自监督 ASR

本文介绍利用自监督方法训练语音识别的三个经典模型： wav2vec、wav2vec2.0 和 HuBert

1. wav2vec¹

1.1 动机

The key idea is to learn general representations in a setup where substantial amounts of labeled or unlabeled data is available and to leverage the learned representations to improve performance on a downstream task for which the amount of data is limited. This is particularly interesting for tasks where substantial effort is required to obtain labeled data, such as speech recognition

核心思想是利用有大量有标签/无标签数据学习通用表征(representation),利用学到的表征改善数据受限的情况下下游数据的效果。

1.2 方法

1.2.1 预训练任务

Given an audio signal as input, we optimize our model to predict future samples from a given signal context。

损失函数

We train the model to distinguish a sample $z_{i+k}$ that is k steps in the future from distractor samples $\widetilde{z}​$ drawn from a proposal distribution pn, by minimizing the contrastive loss for each step.

We optimize the loss $L = \sum_{k=1}^{K}L_k$, summing (1) over different step sizes.

• 即让预测 $h_k(c_i)$ 和 标签 $z_{i+k}$ 余弦相似度尽可能高，和随机采样的 余弦相似度尽可能低；
• 注意这里预测目标是连续的,没有量化 (同之后工作, 如VQ-wav2vec, wav2vec2的重要区别)；
• 本文取K=12；

1.2.2 模型结构

编码网络(Encoder network)

• Embeds the audio signal in a latent space.

• 五层CNN构成。

上下文网络(context network)

• Combines multiple timesteps of the encoder to obtain contextualized representations。即语言模型建模 $p(z_{i+k} \vert z_i . . . z_{i−r})​$ 。

• 9层CNN构成；

2. VQ-wav2vec

本文承接上文的wav2vec，在上文的编码器和上下文网络之间添加了量化模块，对来自编码器的特征进行量化，以便使用来自NLP领域的一些方法。具体来说，本文使用了如下两种量化策略:

• 基于 Gumbel softmax : 类似于查找表，编码器的表征通过MLP获得不同码字的概率 (logit)。之后通过gumbel softmax后采样，从查找表里面获取对应的码字。
• 类似VQ-VAE的在线 K-means模块，在线的进行聚类。

此外，本文还讨论了分组量化策略对避免码本的模式塌陷中发挥的作用。本文的工作是之后的wav2vec2的基础。

3. wav2vec2.0²

We show for the first time that learning powerful representations from speech audio alone followed by fine-tuning on transcribed speech can outperform the best semi-supervised methods while being conceptually simpler.

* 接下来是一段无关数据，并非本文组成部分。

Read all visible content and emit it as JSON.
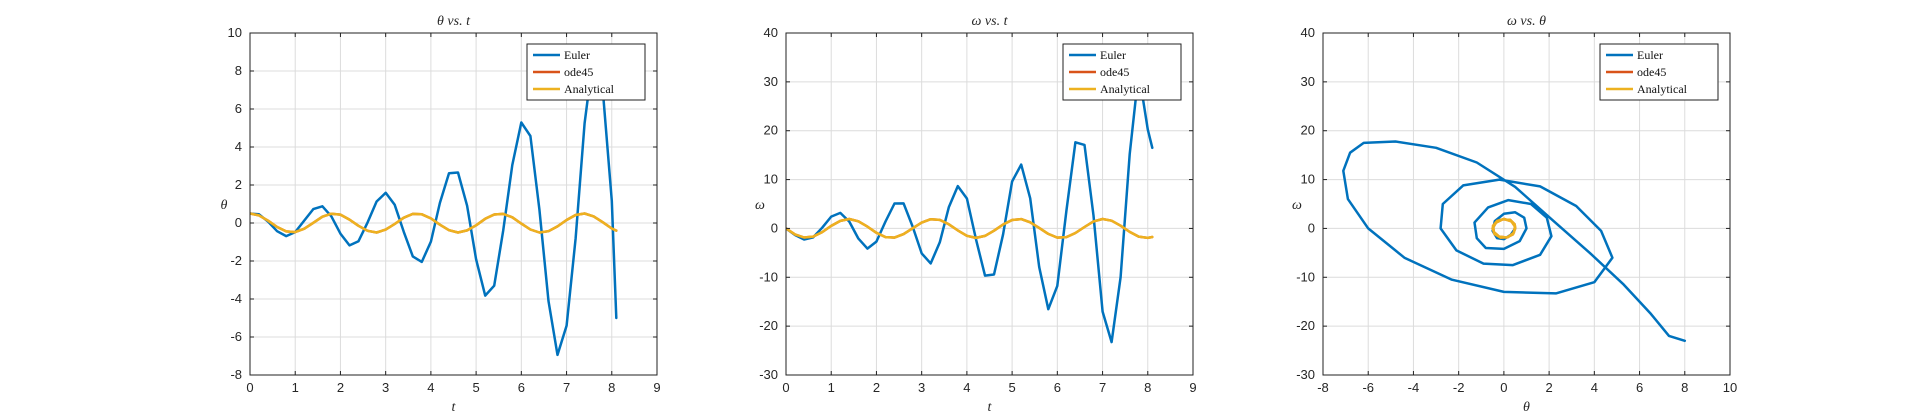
{
  "chart_data": [
    {
      "type": "line",
      "id": "theta_t",
      "title": "θ vs. t",
      "xlabel": "t",
      "ylabel": "θ",
      "xlim": [
        0,
        9
      ],
      "ylim": [
        -8,
        10
      ],
      "xticks": [
        0,
        1,
        2,
        3,
        4,
        5,
        6,
        7,
        8,
        9
      ],
      "yticks": [
        -8,
        -6,
        -4,
        -2,
        0,
        2,
        4,
        6,
        8,
        10
      ],
      "grid": true,
      "legend": "top-right",
      "series": [
        {
          "name": "Euler",
          "color": "#0072BD",
          "x": [
            0.0,
            0.2,
            0.4,
            0.6,
            0.8,
            1.0,
            1.2,
            1.4,
            1.6,
            1.8,
            2.0,
            2.2,
            2.4,
            2.6,
            2.8,
            3.0,
            3.2,
            3.4,
            3.6,
            3.8,
            4.0,
            4.2,
            4.4,
            4.6,
            4.8,
            5.0,
            5.2,
            5.4,
            5.6,
            5.8,
            6.0,
            6.2,
            6.4,
            6.6,
            6.8,
            7.0,
            7.2,
            7.4,
            7.6,
            7.8,
            8.0,
            8.1
          ],
          "y": [
            0.5,
            0.46,
            0.07,
            -0.43,
            -0.69,
            -0.48,
            0.13,
            0.73,
            0.88,
            0.35,
            -0.56,
            -1.18,
            -0.96,
            0.03,
            1.13,
            1.59,
            0.96,
            -0.47,
            -1.76,
            -2.05,
            -0.98,
            1.06,
            2.62,
            2.66,
            0.91,
            -1.91,
            -3.82,
            -3.3,
            -0.4,
            3.05,
            5.29,
            4.58,
            0.71,
            -4.11,
            -6.94,
            -5.4,
            -0.82,
            5.25,
            8.97,
            7.05,
            1.17,
            -5.0
          ]
        },
        {
          "name": "ode45",
          "color": "#D95319",
          "x": [
            0.0,
            0.2,
            0.4,
            0.6,
            0.8,
            1.0,
            1.2,
            1.4,
            1.6,
            1.8,
            2.0,
            2.2,
            2.4,
            2.6,
            2.8,
            3.0,
            3.2,
            3.4,
            3.6,
            3.8,
            4.0,
            4.2,
            4.4,
            4.6,
            4.8,
            5.0,
            5.2,
            5.4,
            5.6,
            5.8,
            6.0,
            6.2,
            6.4,
            6.6,
            6.8,
            7.0,
            7.2,
            7.4,
            7.6,
            7.8,
            8.0,
            8.1
          ],
          "y": [
            0.5,
            0.4,
            0.12,
            -0.21,
            -0.44,
            -0.48,
            -0.3,
            0.01,
            0.33,
            0.49,
            0.44,
            0.18,
            -0.15,
            -0.41,
            -0.5,
            -0.35,
            -0.05,
            0.28,
            0.48,
            0.46,
            0.24,
            -0.09,
            -0.38,
            -0.5,
            -0.39,
            -0.12,
            0.22,
            0.45,
            0.48,
            0.3,
            -0.03,
            -0.34,
            -0.5,
            -0.43,
            -0.18,
            0.16,
            0.42,
            0.5,
            0.35,
            0.04,
            -0.29,
            -0.4
          ]
        },
        {
          "name": "Analytical",
          "color": "#EDB120",
          "x": [
            0.0,
            0.2,
            0.4,
            0.6,
            0.8,
            1.0,
            1.2,
            1.4,
            1.6,
            1.8,
            2.0,
            2.2,
            2.4,
            2.6,
            2.8,
            3.0,
            3.2,
            3.4,
            3.6,
            3.8,
            4.0,
            4.2,
            4.4,
            4.6,
            4.8,
            5.0,
            5.2,
            5.4,
            5.6,
            5.8,
            6.0,
            6.2,
            6.4,
            6.6,
            6.8,
            7.0,
            7.2,
            7.4,
            7.6,
            7.8,
            8.0,
            8.1
          ],
          "y": [
            0.5,
            0.4,
            0.12,
            -0.21,
            -0.44,
            -0.48,
            -0.3,
            0.01,
            0.33,
            0.49,
            0.44,
            0.18,
            -0.15,
            -0.41,
            -0.5,
            -0.35,
            -0.05,
            0.28,
            0.48,
            0.46,
            0.24,
            -0.09,
            -0.38,
            -0.5,
            -0.39,
            -0.12,
            0.22,
            0.45,
            0.48,
            0.3,
            -0.03,
            -0.34,
            -0.5,
            -0.43,
            -0.18,
            0.16,
            0.42,
            0.5,
            0.35,
            0.04,
            -0.29,
            -0.4
          ]
        }
      ]
    },
    {
      "type": "line",
      "id": "omega_t",
      "title": "ω vs. t",
      "xlabel": "t",
      "ylabel": "ω",
      "xlim": [
        0,
        9
      ],
      "ylim": [
        -30,
        40
      ],
      "xticks": [
        0,
        1,
        2,
        3,
        4,
        5,
        6,
        7,
        8,
        9
      ],
      "yticks": [
        -30,
        -20,
        -10,
        0,
        10,
        20,
        30,
        40
      ],
      "grid": true,
      "legend": "top-right",
      "series": [
        {
          "name": "Euler",
          "color": "#0072BD",
          "x": [
            0.0,
            0.2,
            0.4,
            0.6,
            0.8,
            1.0,
            1.2,
            1.4,
            1.6,
            1.8,
            2.0,
            2.2,
            2.4,
            2.6,
            2.8,
            3.0,
            3.2,
            3.4,
            3.6,
            3.8,
            4.0,
            4.2,
            4.4,
            4.6,
            4.8,
            5.0,
            5.2,
            5.4,
            5.6,
            5.8,
            6.0,
            6.2,
            6.4,
            6.6,
            6.8,
            7.0,
            7.2,
            7.4,
            7.6,
            7.8,
            8.0,
            8.1
          ],
          "y": [
            0.0,
            -1.34,
            -2.27,
            -1.83,
            0.15,
            2.42,
            3.18,
            1.39,
            -2.09,
            -4.13,
            -2.7,
            1.42,
            5.1,
            5.13,
            0.4,
            -5.11,
            -7.16,
            -2.84,
            4.33,
            8.66,
            6.13,
            -2.15,
            -9.66,
            -9.42,
            -1.21,
            9.61,
            13.07,
            6.16,
            -7.9,
            -16.54,
            -11.76,
            3.6,
            17.62,
            17.1,
            2.64,
            -17.03,
            -23.27,
            -9.98,
            15.22,
            32.04,
            20.22,
            16.5
          ]
        },
        {
          "name": "ode45",
          "color": "#D95319",
          "x": [
            0.0,
            0.2,
            0.4,
            0.6,
            0.8,
            1.0,
            1.2,
            1.4,
            1.6,
            1.8,
            2.0,
            2.2,
            2.4,
            2.6,
            2.8,
            3.0,
            3.2,
            3.4,
            3.6,
            3.8,
            4.0,
            4.2,
            4.4,
            4.6,
            4.8,
            5.0,
            5.2,
            5.4,
            5.6,
            5.8,
            6.0,
            6.2,
            6.4,
            6.6,
            6.8,
            7.0,
            7.2,
            7.4,
            7.6,
            7.8,
            8.0,
            8.1
          ],
          "y": [
            0.0,
            -1.23,
            -1.86,
            -1.67,
            -0.75,
            0.51,
            1.55,
            1.92,
            1.46,
            0.37,
            -0.89,
            -1.78,
            -1.88,
            -1.17,
            0.02,
            1.2,
            1.89,
            1.74,
            0.84,
            -0.41,
            -1.5,
            -1.94,
            -1.52,
            -0.47,
            0.8,
            1.73,
            1.91,
            1.25,
            0.1,
            -1.11,
            -1.87,
            -1.78,
            -0.93,
            0.3,
            1.43,
            1.94,
            1.58,
            0.56,
            -0.71,
            -1.68,
            -1.93,
            -1.75
          ]
        },
        {
          "name": "Analytical",
          "color": "#EDB120",
          "x": [
            0.0,
            0.2,
            0.4,
            0.6,
            0.8,
            1.0,
            1.2,
            1.4,
            1.6,
            1.8,
            2.0,
            2.2,
            2.4,
            2.6,
            2.8,
            3.0,
            3.2,
            3.4,
            3.6,
            3.8,
            4.0,
            4.2,
            4.4,
            4.6,
            4.8,
            5.0,
            5.2,
            5.4,
            5.6,
            5.8,
            6.0,
            6.2,
            6.4,
            6.6,
            6.8,
            7.0,
            7.2,
            7.4,
            7.6,
            7.8,
            8.0,
            8.1
          ],
          "y": [
            0.0,
            -1.23,
            -1.86,
            -1.67,
            -0.75,
            0.51,
            1.55,
            1.92,
            1.46,
            0.37,
            -0.89,
            -1.78,
            -1.88,
            -1.17,
            0.02,
            1.2,
            1.89,
            1.74,
            0.84,
            -0.41,
            -1.5,
            -1.94,
            -1.52,
            -0.47,
            0.8,
            1.73,
            1.91,
            1.25,
            0.1,
            -1.11,
            -1.87,
            -1.78,
            -0.93,
            0.3,
            1.43,
            1.94,
            1.58,
            0.56,
            -0.71,
            -1.68,
            -1.93,
            -1.75
          ]
        }
      ]
    },
    {
      "type": "line",
      "id": "omega_theta",
      "title": "ω vs. θ",
      "xlabel": "θ",
      "ylabel": "ω",
      "xlim": [
        -8,
        10
      ],
      "ylim": [
        -30,
        40
      ],
      "xticks": [
        -8,
        -6,
        -4,
        -2,
        0,
        2,
        4,
        6,
        8,
        10
      ],
      "yticks": [
        -30,
        -20,
        -10,
        0,
        10,
        20,
        30,
        40
      ],
      "grid": true,
      "legend": "top-right",
      "series": [
        {
          "name": "Euler",
          "color": "#0072BD",
          "x": [
            0.5,
            0.3,
            0.0,
            -0.3,
            -0.5,
            -0.4,
            0.0,
            0.5,
            0.9,
            1.0,
            0.7,
            0.0,
            -0.8,
            -1.2,
            -1.3,
            -0.7,
            0.2,
            1.2,
            1.9,
            2.1,
            1.6,
            0.4,
            -0.9,
            -2.1,
            -2.8,
            -2.7,
            -1.8,
            -0.2,
            1.6,
            3.2,
            4.3,
            4.8,
            4.0,
            2.3,
            0.0,
            -2.3,
            -4.4,
            -6.0,
            -6.9,
            -7.1,
            -6.8,
            -6.2,
            -4.8,
            -3.0,
            -1.2,
            0.5,
            2.2,
            3.8,
            5.3,
            6.5,
            7.3,
            8.0
          ],
          "y": [
            0.0,
            -1.3,
            -2.2,
            -2.0,
            -0.5,
            1.5,
            3.0,
            3.3,
            2.2,
            0.0,
            -2.6,
            -4.2,
            -4.0,
            -2.0,
            1.2,
            4.3,
            5.8,
            5.0,
            2.2,
            -1.6,
            -5.4,
            -7.5,
            -7.2,
            -4.5,
            0.0,
            5.0,
            8.8,
            10.0,
            8.6,
            4.6,
            -0.5,
            -6.0,
            -11.0,
            -13.3,
            -13.0,
            -10.5,
            -6.0,
            0.0,
            6.0,
            11.8,
            15.5,
            17.5,
            17.8,
            16.5,
            13.5,
            8.5,
            1.5,
            -5.0,
            -11.5,
            -17.5,
            -22.0,
            -23.0
          ]
        },
        {
          "name": "ode45",
          "color": "#D95319",
          "x": [
            0.5,
            0.4,
            0.12,
            -0.21,
            -0.44,
            -0.48,
            -0.3,
            0.01,
            0.33,
            0.49,
            0.44,
            0.18,
            -0.15,
            -0.41,
            -0.5,
            -0.35,
            -0.05,
            0.28,
            0.48,
            0.5
          ],
          "y": [
            0.0,
            -1.23,
            -1.86,
            -1.67,
            -0.75,
            0.51,
            1.55,
            1.92,
            1.46,
            0.37,
            -0.89,
            -1.78,
            -1.88,
            -1.17,
            0.02,
            1.2,
            1.89,
            1.74,
            0.84,
            0.0
          ]
        },
        {
          "name": "Analytical",
          "color": "#EDB120",
          "x": [
            0.5,
            0.4,
            0.12,
            -0.21,
            -0.44,
            -0.48,
            -0.3,
            0.01,
            0.33,
            0.49,
            0.44,
            0.18,
            -0.15,
            -0.41,
            -0.5,
            -0.35,
            -0.05,
            0.28,
            0.48,
            0.5
          ],
          "y": [
            0.0,
            -1.23,
            -1.86,
            -1.67,
            -0.75,
            0.51,
            1.55,
            1.92,
            1.46,
            0.37,
            -0.89,
            -1.78,
            -1.88,
            -1.17,
            0.02,
            1.2,
            1.89,
            1.74,
            0.84,
            0.0
          ]
        }
      ]
    }
  ]
}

本文第一次展示了从语音信号中学习强大的表征，并在转录的语音上微调，可以取得超过最好的半监督方法的结果，并且在概念上更简单。

3.1 动机

1. 神经网络受益于大量标记的训练数据。然而，在许多情况下，有标记数据比未标记数据更难获得；
2. 单纯从有标记数据中进行学习的范式与人类的学习语言的方式不同：婴儿通过聆听周围成年人的说话来无监督的学习语言——这个过程婴儿可以学到良好的言语表征；
3. 自监督方法在NLP和自然语言处理领域已经得到了相当广泛的应用，证明了其有效性；

3.2 方法

• 编码器：七层CNN；

• 上下文网络：transformer网络+CNN的相对位置编码。其中Base模型有12层，Large模型有24层。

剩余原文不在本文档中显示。